Non Le torni sgradito, Signor Presidente, richiamarLe qui nella Casa del Padre Comune, dove piacque alla Divina Provvidenza condurre la Nostra umile persona e procurarCi oggi questo incontro cortese, richiamarLe – diciamo – quel Nostro primo incontro sotto le volte della Cattedrale di Pisa nella grande festa del Patrono S. Ranieri: poste le nostre due presenze l’una di fronte all’altra innanzi all’Altare di Dio per un rito solenne e tanto più caro, in cui quel popolo esultante salutava, in attitudine rispettosa e pia, il nuovo Presidente della Repubblica Italiana, che una coincidenza inattesa associava al Cardinale Patriarca di Venezia, lieti l’uno e l’altro di rappresentare, nel nome di due città marinare, il ricordo di pagine splendenti e gloriose della grande storia d’Italia.

Signor Presidente, la indulgenza sua Ci vuole permettere il riferimento delle note rapide affidate al Nostro diario di quel giorno? Eccole: «17 giugno 1955. A Pisa. Notte laboriosa a preparare tre parole per la Messa Pontificale. Cerimonia alla Primaziale riuscita impressionante, in se stessa e per le circostanze. Fu la prima partecipazione del Presidente Gronchi ad una solenne Messa ufficiale, da quando fu nominato. Uscendo con lui dal tempio fra il popolo festante, egli mi disse: – La preghiera dà tanto conforto nella vita. Spero che Iddio mi aiuterà a non essere impari al mio grave compito ed alle difficoltà che l’accompagnano – ».

Parole preziose, che richiamano i doveri di chi è investito di pubbliche responsabilità, che sono bensì di diverso ordine e ampiezza, ma nella sostanza ugualmente caratteristiche e gravi.

Ciascuno sulla sua strada, nello sforzo di raggiungere le finalità dei compiti suoi, animato dunque da umiltà e confidenza in Dio, Che illumina e sorregge colla Sua grazia lo sforzo umano riservato ai buoni successi, ed alle più intime consolazioni della vita: diciamo della vita presente e della futura.

Signor Presidente, La ringraziamo della sua visita.

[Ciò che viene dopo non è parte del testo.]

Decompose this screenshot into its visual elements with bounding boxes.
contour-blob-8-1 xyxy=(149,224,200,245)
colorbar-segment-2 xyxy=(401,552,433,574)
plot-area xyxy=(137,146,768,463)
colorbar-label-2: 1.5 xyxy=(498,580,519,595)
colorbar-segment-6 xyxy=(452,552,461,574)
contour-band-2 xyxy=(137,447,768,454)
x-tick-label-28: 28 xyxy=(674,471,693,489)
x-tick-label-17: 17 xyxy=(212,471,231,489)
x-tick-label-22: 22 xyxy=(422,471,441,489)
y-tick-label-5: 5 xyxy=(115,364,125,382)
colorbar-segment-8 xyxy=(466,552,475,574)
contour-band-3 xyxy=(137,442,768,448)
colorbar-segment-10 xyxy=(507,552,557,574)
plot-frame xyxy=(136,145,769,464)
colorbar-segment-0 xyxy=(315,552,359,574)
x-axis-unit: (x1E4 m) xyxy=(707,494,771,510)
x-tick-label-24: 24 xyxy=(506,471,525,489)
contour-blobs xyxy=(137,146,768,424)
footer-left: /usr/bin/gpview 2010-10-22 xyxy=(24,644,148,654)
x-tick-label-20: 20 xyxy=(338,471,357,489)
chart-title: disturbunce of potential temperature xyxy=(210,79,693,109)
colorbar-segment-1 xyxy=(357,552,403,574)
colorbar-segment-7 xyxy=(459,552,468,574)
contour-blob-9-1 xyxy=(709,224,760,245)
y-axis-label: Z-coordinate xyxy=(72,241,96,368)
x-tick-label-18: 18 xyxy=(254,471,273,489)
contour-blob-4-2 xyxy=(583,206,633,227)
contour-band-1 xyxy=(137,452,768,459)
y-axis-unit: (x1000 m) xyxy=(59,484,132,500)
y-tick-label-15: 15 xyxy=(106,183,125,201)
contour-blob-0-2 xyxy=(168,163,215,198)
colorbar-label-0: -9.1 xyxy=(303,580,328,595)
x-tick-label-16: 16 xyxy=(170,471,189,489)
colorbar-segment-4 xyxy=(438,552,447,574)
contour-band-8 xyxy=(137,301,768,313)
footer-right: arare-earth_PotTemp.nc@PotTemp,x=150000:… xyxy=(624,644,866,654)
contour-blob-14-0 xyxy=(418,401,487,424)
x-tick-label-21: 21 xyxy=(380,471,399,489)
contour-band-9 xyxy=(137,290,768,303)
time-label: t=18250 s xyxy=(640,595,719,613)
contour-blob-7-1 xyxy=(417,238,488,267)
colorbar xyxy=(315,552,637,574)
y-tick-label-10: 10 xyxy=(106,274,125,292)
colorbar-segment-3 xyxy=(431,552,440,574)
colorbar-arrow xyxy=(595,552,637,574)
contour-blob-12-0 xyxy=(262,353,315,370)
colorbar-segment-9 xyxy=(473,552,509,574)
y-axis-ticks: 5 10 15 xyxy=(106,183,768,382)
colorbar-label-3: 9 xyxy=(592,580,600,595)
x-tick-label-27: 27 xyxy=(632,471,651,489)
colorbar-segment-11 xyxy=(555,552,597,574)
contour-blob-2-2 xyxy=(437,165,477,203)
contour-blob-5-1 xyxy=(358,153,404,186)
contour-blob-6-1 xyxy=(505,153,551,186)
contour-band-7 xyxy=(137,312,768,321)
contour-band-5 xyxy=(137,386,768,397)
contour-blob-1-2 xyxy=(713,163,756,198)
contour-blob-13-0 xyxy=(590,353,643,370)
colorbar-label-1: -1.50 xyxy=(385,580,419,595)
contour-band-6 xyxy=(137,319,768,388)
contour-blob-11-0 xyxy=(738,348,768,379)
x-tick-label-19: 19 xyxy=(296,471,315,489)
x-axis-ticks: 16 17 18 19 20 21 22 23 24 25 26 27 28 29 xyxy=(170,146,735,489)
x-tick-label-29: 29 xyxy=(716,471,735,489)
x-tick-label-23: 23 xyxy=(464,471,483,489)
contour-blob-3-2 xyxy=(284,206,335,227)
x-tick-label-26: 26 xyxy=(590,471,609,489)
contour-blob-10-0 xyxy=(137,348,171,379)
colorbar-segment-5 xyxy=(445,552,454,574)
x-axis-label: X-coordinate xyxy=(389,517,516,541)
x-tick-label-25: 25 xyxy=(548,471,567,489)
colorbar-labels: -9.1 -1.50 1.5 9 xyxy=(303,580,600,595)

Le insegne dell’Ordine Supremo di Cristo, di cui Ci piacque ornare la sua altissima dignità, Le restino quale segno dei Nostri voti cordiali per l’Italia benedetta e diletta.

Nel conferirLe questa distinzione che è la più antica e la più alta, amiamo dirLe, sulla fine, che non fu aliena dal Nostro spirito l’intenzione di far onore alla memoria del grande Pontefice che la istituì nel lontano 14 marzo 1319, l’ultimo dei Papi da cui prendemmo in eredità la continuazione del nome: Papa Giovanni XXII.

Signor Presidente: anche i nomi tornano in felice coincidenza: ed amano tenersi in buona compagnia. Nomen et omen: in augurio ed in auspicio.


*  AAS. vol. LI, 1959, pp. 364-366;

L’Osservatore Romano 7.5.1959 p.1;

Discorsi, Messaggi, Colloqui del Santo Padre Giovanni XXIII, vol. I, p.307-309.